Journal of Biological Chemistry, 2004
Protein transport between the nucleus and cytoplasm requires interactions between nuclear pore complex proteins (nucleoporins) and soluble nuclear transport factors (karyopherins, importins, and exportins). Exactly how these interactions contribute to the nucleocytoplasmic transport of substrates remains unclear. Using a synthetic lethal screen with the nucleoporin NUP1, we have identified a conditional allele of NUP82, encoding an essential nuclear pore complex protein in Saccharomyces cerevisiae. This nup82-3 allele also exhibits synthetic genetic interactions with mutants of the karyopherin MSN5. nup82-3 mutants accumulate the Msn5 export substrate Pho4 within the nucleus at nonpermissive temperatures.
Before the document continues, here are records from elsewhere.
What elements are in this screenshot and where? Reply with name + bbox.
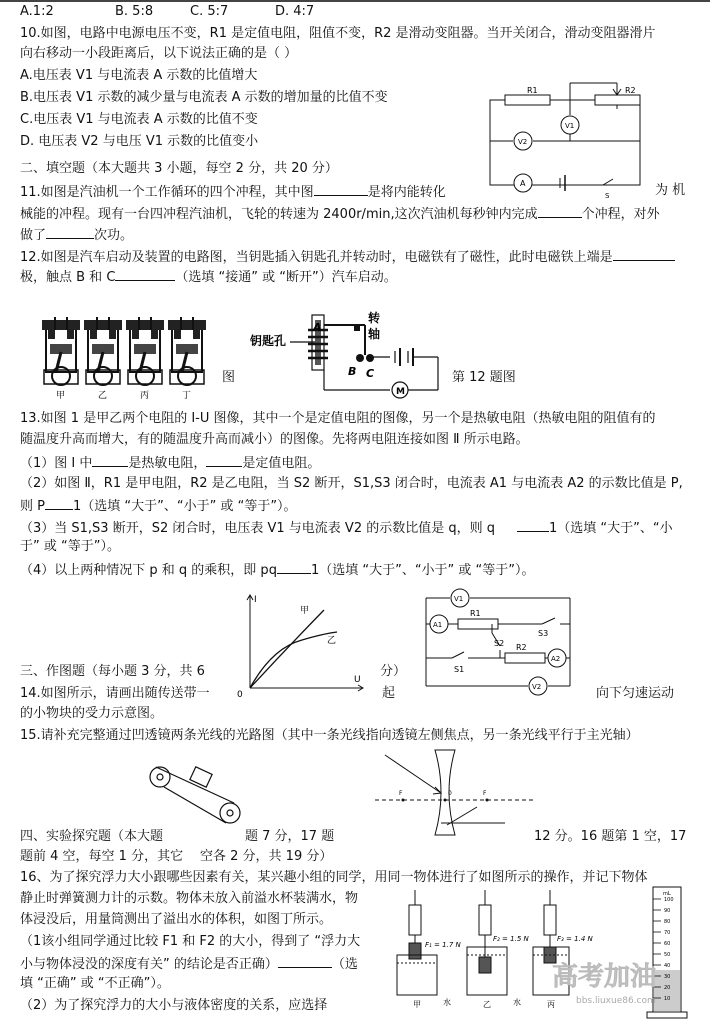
graph-x-label: U bbox=[354, 675, 361, 685]
q16-stem-3: 体浸没后，用量筒测出了溢出水的体积，如图丁所示。 bbox=[20, 912, 333, 927]
q16-blank-1[interactable] bbox=[278, 955, 332, 968]
q13-blank-4[interactable] bbox=[517, 519, 549, 532]
graph-origin-label: 0 bbox=[237, 690, 243, 700]
engine-label-ding: 丁 bbox=[182, 391, 192, 401]
q11-blank-2[interactable] bbox=[538, 205, 582, 218]
tick-50: 50 bbox=[664, 952, 671, 958]
c2-v2-label: V2 bbox=[532, 683, 542, 691]
c2-s1-label: S1 bbox=[454, 665, 465, 674]
q13-stem-2: 随温度升高而增大，有的随温度升高而减小）的图像。先将两电阻连接如图 Ⅱ 所示电路。 bbox=[20, 432, 529, 447]
section-4-title-2a: 题前 4 空，每空 1 分，其它 bbox=[20, 849, 184, 864]
q10-stem-2: 向右移动一小段距离后，以下说法正确的是（ ） bbox=[20, 46, 298, 61]
q13-circuit-2 bbox=[420, 588, 585, 696]
q9-option-b: B. 5:8 bbox=[115, 4, 154, 19]
car-starter-circuit bbox=[250, 305, 445, 400]
setup-jia-label: 甲 bbox=[413, 1000, 421, 1009]
motor-label: M bbox=[396, 387, 405, 397]
watermark-url: bbs.liuxue86.com bbox=[576, 996, 656, 1006]
q16-stem-2: 静止时弹簧测力计的示数。物体未放入前溢水杯装满水，物 bbox=[20, 891, 359, 906]
lens-focus-left-label: F bbox=[399, 790, 403, 797]
q13-part-3-line-2: 于” 或 “等于”）。 bbox=[20, 539, 120, 554]
tick-40: 40 bbox=[664, 963, 671, 969]
engine-label-yi: 乙 bbox=[98, 391, 108, 401]
section-4-title-1b: 题 7 分，17 题 bbox=[245, 829, 335, 844]
q13-blank-1[interactable] bbox=[92, 454, 128, 467]
force-f1-label: F₁ = 1.7 N bbox=[425, 941, 461, 949]
q11-blank-3[interactable] bbox=[46, 226, 94, 239]
axle-label-1: 转 bbox=[368, 311, 381, 325]
tick-80: 80 bbox=[664, 919, 671, 925]
q10-option-a: A.电压表 V1 与电流表 A 示数的比值增大 bbox=[20, 68, 258, 83]
q13-part-1: （1）图 Ⅰ 中 是热敏电阻， 是定值电阻。 bbox=[20, 456, 321, 471]
point-b-label: B bbox=[348, 365, 357, 378]
q15-stem: 15.请补充完整通过凹透镜两条光线的光路图（其中一条光线指向透镜左侧焦点，另一条光线平行于主光轴） bbox=[20, 728, 639, 743]
q16-part-1-line-2: 小与物体浸没的深度有关” 的结论是否正确） （选 bbox=[20, 957, 358, 972]
q16-part-1-line-3: 填 “正确” 或 “不正确”）。 bbox=[20, 976, 170, 991]
watermark-logo bbox=[546, 955, 696, 1011]
q11-line-3: 做了 次功。 bbox=[20, 228, 134, 243]
tick-10: 10 bbox=[664, 996, 671, 1002]
q11-line-1: 11.如图是汽油机一个工作循环的四个冲程，其中图 是将内能转化 bbox=[20, 185, 446, 200]
setup-water-1-label: 水 bbox=[443, 998, 451, 1007]
engine-strokes-figure bbox=[42, 312, 212, 402]
q9-option-c: C. 5:7 bbox=[190, 4, 229, 19]
keyhole-label: 钥匙孔 bbox=[250, 334, 287, 348]
point-a-label: A bbox=[313, 321, 322, 334]
c2-a2-label: A2 bbox=[551, 655, 561, 663]
tick-60: 60 bbox=[664, 941, 671, 947]
q12-blank-1[interactable] bbox=[613, 248, 675, 261]
force-f2-label: F₂ = 1.5 N bbox=[493, 935, 529, 943]
q10-option-c: C.电压表 V1 与电流表 A 示数的比值不变 bbox=[20, 112, 258, 127]
watermark-text: 高考加油 bbox=[552, 962, 657, 992]
tick-20: 20 bbox=[664, 985, 671, 991]
engine-label-jia: 甲 bbox=[56, 391, 66, 401]
engine-label-bing: 丙 bbox=[140, 391, 150, 401]
switch-label: S bbox=[605, 192, 610, 200]
tick-70: 70 bbox=[664, 930, 671, 936]
setup-bing-label: 丙 bbox=[547, 1000, 555, 1009]
q13-part-3-line-1: （3）当 S1,S3 断开，S2 闭合时，电压表 V1 与电流表 V2 的示数比值是 q，则 q 1（选填 “大于”、“小 bbox=[20, 521, 673, 536]
section-2-title: 二、填空题（本大题共 3 小题，每空 2 分，共 20 分） bbox=[20, 161, 338, 176]
q9-option-d: D. 4:7 bbox=[275, 4, 315, 19]
q10-option-d: D. 电压表 V2 与电压 V1 示数的比值变小 bbox=[20, 134, 259, 149]
setup-yi-label: 乙 bbox=[483, 1000, 491, 1009]
q14-line-1: 14.如图所示，请画出随传送带一 bbox=[20, 686, 210, 701]
concave-lens-figure bbox=[375, 745, 540, 840]
q10-option-b: B.电压表 V1 示数的减少量与电流表 A 示数的增加量的比值不变 bbox=[20, 90, 388, 105]
section-3-title-end: 分） bbox=[380, 664, 407, 679]
q16-stem-1: 16、为了探究浮力大小跟哪些因素有关，某兴趣小组的同学，用同一物体进行了如图所示的操作，并记下物体 bbox=[20, 870, 648, 885]
axle-label-2: 轴 bbox=[368, 327, 381, 341]
top-border bbox=[0, 0, 710, 2]
graph-y-label: I bbox=[254, 595, 257, 605]
q12-line-2: 极，触点 B 和 C （选填 “接通” 或 “断开”）汽车启动。 bbox=[20, 270, 397, 285]
q13-part-2-line-1: （2）如图 Ⅱ，R1 是甲电阻，R2 是乙电阻，当 S2 断开，S1,S3 闭合时，电流表 A1 与电流表 A2 的示数比值是 P, bbox=[20, 476, 683, 491]
r1-label: R1 bbox=[527, 86, 538, 95]
c2-v1-label: V1 bbox=[454, 595, 464, 603]
q11-line-1-end: 为 机 bbox=[655, 183, 686, 198]
c2-r2-label: R2 bbox=[516, 643, 527, 652]
tick-30: 30 bbox=[664, 974, 671, 980]
lens-center-label: 0 bbox=[448, 790, 452, 797]
r2-label: R2 bbox=[625, 86, 636, 95]
ammeter-label: A bbox=[520, 179, 526, 188]
setup-water-2-label: 水 bbox=[513, 998, 521, 1007]
force-f3-label: F₃ = 1.4 N bbox=[557, 935, 593, 943]
graph-yi-label: 乙 bbox=[327, 636, 337, 646]
q12-caption: 第 12 题图 bbox=[452, 370, 516, 385]
v1-label: V1 bbox=[565, 122, 575, 130]
q11-figure-word: 图 bbox=[222, 370, 236, 385]
iu-graph bbox=[232, 588, 372, 700]
lens-focus-right-label: F bbox=[483, 790, 487, 797]
section-3-title: 三、作图题（每小题 3 分，共 6 bbox=[20, 664, 205, 679]
q13-part-2-line-2: 则 P 1（选填 “大于”、“小于” 或 “等于”）。 bbox=[20, 499, 297, 514]
q10-circuit-diagram bbox=[485, 75, 685, 200]
q14-line-2: 的小物块的受力示意图。 bbox=[20, 706, 164, 721]
q11-blank-1[interactable] bbox=[314, 183, 368, 196]
q14-line-1-mid: 起 bbox=[382, 686, 396, 701]
q9-option-a: A.1:2 bbox=[20, 4, 54, 19]
v2-label: V2 bbox=[518, 138, 528, 146]
q16-part-1-line-1: （1该小组同学通过比较 F1 和 F2 的大小，得到了 “浮力大 bbox=[20, 934, 361, 949]
tick-100: 100 bbox=[664, 897, 674, 903]
cylinder-unit: mL bbox=[663, 891, 671, 897]
section-4-title-1a: 四、实验探究题（本大题 bbox=[20, 829, 164, 844]
q13-stem-1: 13.如图 1 是甲乙两个电阻的 I-U 图像，其中一个是定值电阻的图像，另一个是热敏电阻（热敏电阻的阻值有的 bbox=[20, 411, 656, 426]
q10-stem-1: 10.如图，电路中电源电压不变，R1 是定值电阻，阻值不变，R2 是滑动变阻器。当开关闭合，滑动变阻器滑片 bbox=[20, 26, 656, 41]
q16-part-2: （2）为了探究浮力的大小与液体密度的关系，应选择 bbox=[20, 998, 328, 1013]
q13-part-4: （4）以上两种情况下 p 和 q 的乘积，即 pq 1（选填 “大于”、“小于” 或 “等于”）。 bbox=[20, 563, 535, 578]
c2-s2-label: S2 bbox=[494, 639, 505, 648]
q14-line-1-end: 向下匀速运动 bbox=[596, 686, 675, 701]
point-c-label: C bbox=[366, 367, 375, 380]
section-4-title-2b: 空各 2 分，共 19 分） bbox=[200, 849, 333, 864]
section-4-title-1c: 12 分。16 题第 1 空，17 bbox=[534, 829, 687, 844]
c2-r1-label: R1 bbox=[470, 609, 481, 618]
q13-blank-2[interactable] bbox=[206, 454, 242, 467]
q12-line-1: 12.如图是汽车启动及装置的电路图，当钥匙插入钥匙孔并转动时，电磁铁有了磁性，此时电磁铁上端是 bbox=[20, 248, 675, 266]
q13-blank-3[interactable] bbox=[45, 497, 73, 510]
graph-jia-label: 甲 bbox=[300, 606, 310, 616]
c2-s3-label: S3 bbox=[538, 629, 549, 638]
c2-a1-label: A1 bbox=[433, 621, 443, 629]
tick-90: 90 bbox=[664, 908, 671, 914]
q13-blank-5[interactable] bbox=[277, 561, 311, 574]
q11-line-2: 械能的冲程。现有一台四冲程汽油机，飞轮的转速为 2400r/min,这次汽油机每秒钟内完成 个冲程，对外 bbox=[20, 207, 660, 222]
q12-blank-2[interactable] bbox=[115, 268, 175, 281]
conveyor-belt-figure bbox=[140, 755, 250, 835]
The nuclear import of the RPA complex subunit Rfa2 is impaired in nup82-3 and in mutants of the karyopherin KAP95, but is not affected by the loss of MSN5. Interestingly, deletion of MSN5 results in retention of Rfa2-GFP within the nucleus under conditions in which it normally diffuses out. These data provide evidence that Nup82 is important for Msn5mediated nuclear protein export and Kap95-mediated protein import. In addition, Msn5 may play a role independent of import in the localization of Rfa2.